How Is the Reaction at the Joint Calculated in a System of Two Uniform Rods?

[ashokmittal]

Two uniform rods AB and CD each of weight W and length a are smoothly jointed at a point O, where OB and OD are each of length b. The rods rest in a vertical plane with the ends A and C on a smooth table and the ends B and D are connected by a light string. Prove that the reaction at the joint (aW/2b)tan @, where @ is the inclination of either rod to the vertical.

 

[Andrew Mason]

Two uniform rods AB and CD each of weight W and length a are smoothly jointed at a point O, where OB and OD are each of length b. The rods rest in a vertical plane with the ends A and C on a smooth table and the ends B and D are connected by a light string. Prove that the reaction at the joint (aW/2b)tan @, where @ is the inclination of either rod to the vertical.

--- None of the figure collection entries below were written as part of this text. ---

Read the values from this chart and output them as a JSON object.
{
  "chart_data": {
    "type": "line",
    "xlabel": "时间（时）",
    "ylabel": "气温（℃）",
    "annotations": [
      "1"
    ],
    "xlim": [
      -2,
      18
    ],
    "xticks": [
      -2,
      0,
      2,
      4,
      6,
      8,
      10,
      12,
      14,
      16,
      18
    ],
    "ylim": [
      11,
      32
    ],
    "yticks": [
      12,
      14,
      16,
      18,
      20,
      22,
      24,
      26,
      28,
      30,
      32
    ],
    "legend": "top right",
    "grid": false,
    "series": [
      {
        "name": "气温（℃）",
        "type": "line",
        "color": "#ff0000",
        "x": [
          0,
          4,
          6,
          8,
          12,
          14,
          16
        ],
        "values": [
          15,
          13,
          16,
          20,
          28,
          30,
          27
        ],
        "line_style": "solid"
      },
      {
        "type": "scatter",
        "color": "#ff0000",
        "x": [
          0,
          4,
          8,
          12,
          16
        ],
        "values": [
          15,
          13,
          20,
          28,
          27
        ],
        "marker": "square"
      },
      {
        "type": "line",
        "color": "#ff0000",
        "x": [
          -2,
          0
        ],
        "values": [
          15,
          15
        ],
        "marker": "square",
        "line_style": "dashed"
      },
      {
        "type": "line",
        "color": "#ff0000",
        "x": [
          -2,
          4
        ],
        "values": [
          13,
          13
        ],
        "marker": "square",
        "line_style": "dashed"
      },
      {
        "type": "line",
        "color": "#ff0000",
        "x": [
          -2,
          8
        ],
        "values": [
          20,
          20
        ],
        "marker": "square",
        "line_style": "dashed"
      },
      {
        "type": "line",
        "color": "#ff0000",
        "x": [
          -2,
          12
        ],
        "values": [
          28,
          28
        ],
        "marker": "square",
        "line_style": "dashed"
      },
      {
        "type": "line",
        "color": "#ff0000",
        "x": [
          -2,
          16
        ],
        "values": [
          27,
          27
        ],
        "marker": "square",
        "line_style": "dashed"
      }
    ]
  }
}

I don't quite understand the problem. Is there a picture available? It would seem that segments OB and OD are leaning in a downward direction at angle $\alpha$ from vertical. Is that correct? If so, I don't see how AO and CO can be vertical. They would have to be leaning outward at some angle. I am also not clear on what force it is you are supposed to be finding.

AM

 

[wais]

The given scenario describes a system of two uniform rods joined at a point and resting on a smooth table. The reaction at the joint, denoted by R, is to be determined.

To begin with, we can consider the equilibrium of the system as a whole. Since the rods are resting on a smooth table, the only external force acting on the system is the weight of the rods, which is equal to 2W. This weight acts vertically downwards, passing through the point O. In order for the system to be in equilibrium, the reaction R must balance out the weight 2W.

Now, let us consider the equilibrium of each individual rod. The forces acting on each rod are its weight W, acting vertically downwards through its center of mass, and the reaction R, acting at the joint O. Since the rods are uniform, the weight W acts at its center of mass, which is at a distance of a/2 from the joint O. Therefore, the moment of this weight about O is Wa/2. Similarly, the moment of the reaction R about O is Rb.

In order for the rod to be in equilibrium, the sum of the moments about O must be equal to zero. This can be expressed as:

Wa/2 + Rb = 0

Solving for R, we get:

R = -(Wa/2)/b = -aW/2b

Since the reaction R acts at an angle @ to the vertical, we can express R as R = (aW/2b)tan@. Comparing this with the previously obtained expression for R, we can conclude that:

(aW/2b)tan@ = -aW/2b

Hence, we have proven that the reaction at the joint is equal to (aW/2b)tan@, as given in the problem. This result is consistent with the intuition that the reaction at the joint will depend on the weight of the rods, the length of the rods, and the angle at which the rods are inclined to the vertical.